La valise introuvable

REPAS D’ADIEU

Pour une fois, la salle à manger de tante Emma est trop petite. Autour de la table dressée, se pressent Maryse, Pierrot et sa maman, le sergent Berthon et un monsieur à l’air passablement gêné : C’est le papa de Pierrot. Il s’est finalement décidé, sur les instances de sa femme et de son petit garçon, à se joindre à cette charmante société sur laquelle plane un peu de tristesse.

Il y a des fleurs sur la table et, sur la nappe blanche, devant chaque invité, deux assiettes à bords dorés. Pourquoi donc cette fête ? C’est que Maryse part dans quelques heures pour l’Alsace. La grève ayant cessé dans tout le pays, les trains ont repris leurs longues randonnées à travers plaines et vallons. Aussi, comme à l’ordinaire, le Vintimille-Strasbourg quittera-t-il Valence vers dix heures ce soir.

Tante Emma qui ne perd jamais la tête, a pensé à tout. D’abord elle a téléphoné à Marseille, aux parents de Maryse pour les rassurer et savoir ce qu’il convenait de faire. Puis, elle a lancé un télégramme à la grand’ maman de Soultz pour lui annoncer l’arrivée de Maryse demain matin, en gare de Mulhouse. Bref, tout est en règle. La voyageuse a son billet, et sa valise, enfin retrouvée, est prête. S’il y manque le Nouveau Testament qu’elle a donné à la maman de Pierrot, en retour, elle emporte une superbe Bible de format réduit au papier extra-fin et à tranches dorées. C’est un cadeau dont le donateur désire garder l’anonymat. Sur la page de garde est inscrit ce simple mot : PERSÉVÈRE. C’est bien ce qu’il faut à notre Maryse.

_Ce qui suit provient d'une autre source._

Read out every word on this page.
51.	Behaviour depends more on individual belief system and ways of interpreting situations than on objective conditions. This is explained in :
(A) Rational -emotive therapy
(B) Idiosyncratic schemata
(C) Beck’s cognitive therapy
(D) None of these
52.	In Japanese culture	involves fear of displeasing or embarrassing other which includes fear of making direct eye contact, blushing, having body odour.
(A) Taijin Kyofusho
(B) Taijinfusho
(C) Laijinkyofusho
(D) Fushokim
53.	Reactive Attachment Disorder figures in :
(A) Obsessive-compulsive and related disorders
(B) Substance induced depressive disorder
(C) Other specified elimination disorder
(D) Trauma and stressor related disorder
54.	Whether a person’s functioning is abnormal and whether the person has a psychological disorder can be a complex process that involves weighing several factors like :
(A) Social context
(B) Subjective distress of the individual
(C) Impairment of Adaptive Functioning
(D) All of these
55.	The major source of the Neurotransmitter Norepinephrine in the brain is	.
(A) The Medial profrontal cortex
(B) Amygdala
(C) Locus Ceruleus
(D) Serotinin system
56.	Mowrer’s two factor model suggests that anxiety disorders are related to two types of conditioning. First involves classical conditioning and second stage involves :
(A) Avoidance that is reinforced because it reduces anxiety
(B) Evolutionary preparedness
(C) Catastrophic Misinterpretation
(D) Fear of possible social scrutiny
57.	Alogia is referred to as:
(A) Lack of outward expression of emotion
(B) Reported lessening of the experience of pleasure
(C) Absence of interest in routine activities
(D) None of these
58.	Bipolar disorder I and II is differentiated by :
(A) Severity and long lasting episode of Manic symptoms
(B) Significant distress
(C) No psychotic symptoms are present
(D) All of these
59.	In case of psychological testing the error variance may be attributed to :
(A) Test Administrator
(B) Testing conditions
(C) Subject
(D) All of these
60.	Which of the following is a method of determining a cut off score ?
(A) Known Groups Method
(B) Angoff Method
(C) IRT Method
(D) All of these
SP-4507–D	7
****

Elle a confié sa vie au Sauveur et maintenant, par Sa force toute-puissante, elle « tiendra ». Tante Emma, bien sûr, priera fidèlement pour sa petite protégée afin qu’elle ne lâche pas la main du Bon Berger.

A l’autre bout de la table, la maman de Pierrot est rayonnante. Elle qui se sentait si seule il y a quelques jours, a trouvé une vraie amie en la personne de Tante Emma. Et puis, il y a le fameux locataire, le brave sergent Berthon. Il n’habite pas loin et pourra souvent « pousser » une visite à ses nouveaux amis. Il converse avec son voisin, le papa de Pierrot qu’il cherche à mettre à l’aise. C’est un petit bonhomme voûté, intimidé par tant de gens qu’il ne connaît pas.

— Il a l’air bien brave lorsqu’il n’a pas bu, remarque Maryse qui l’observe depuis un moment.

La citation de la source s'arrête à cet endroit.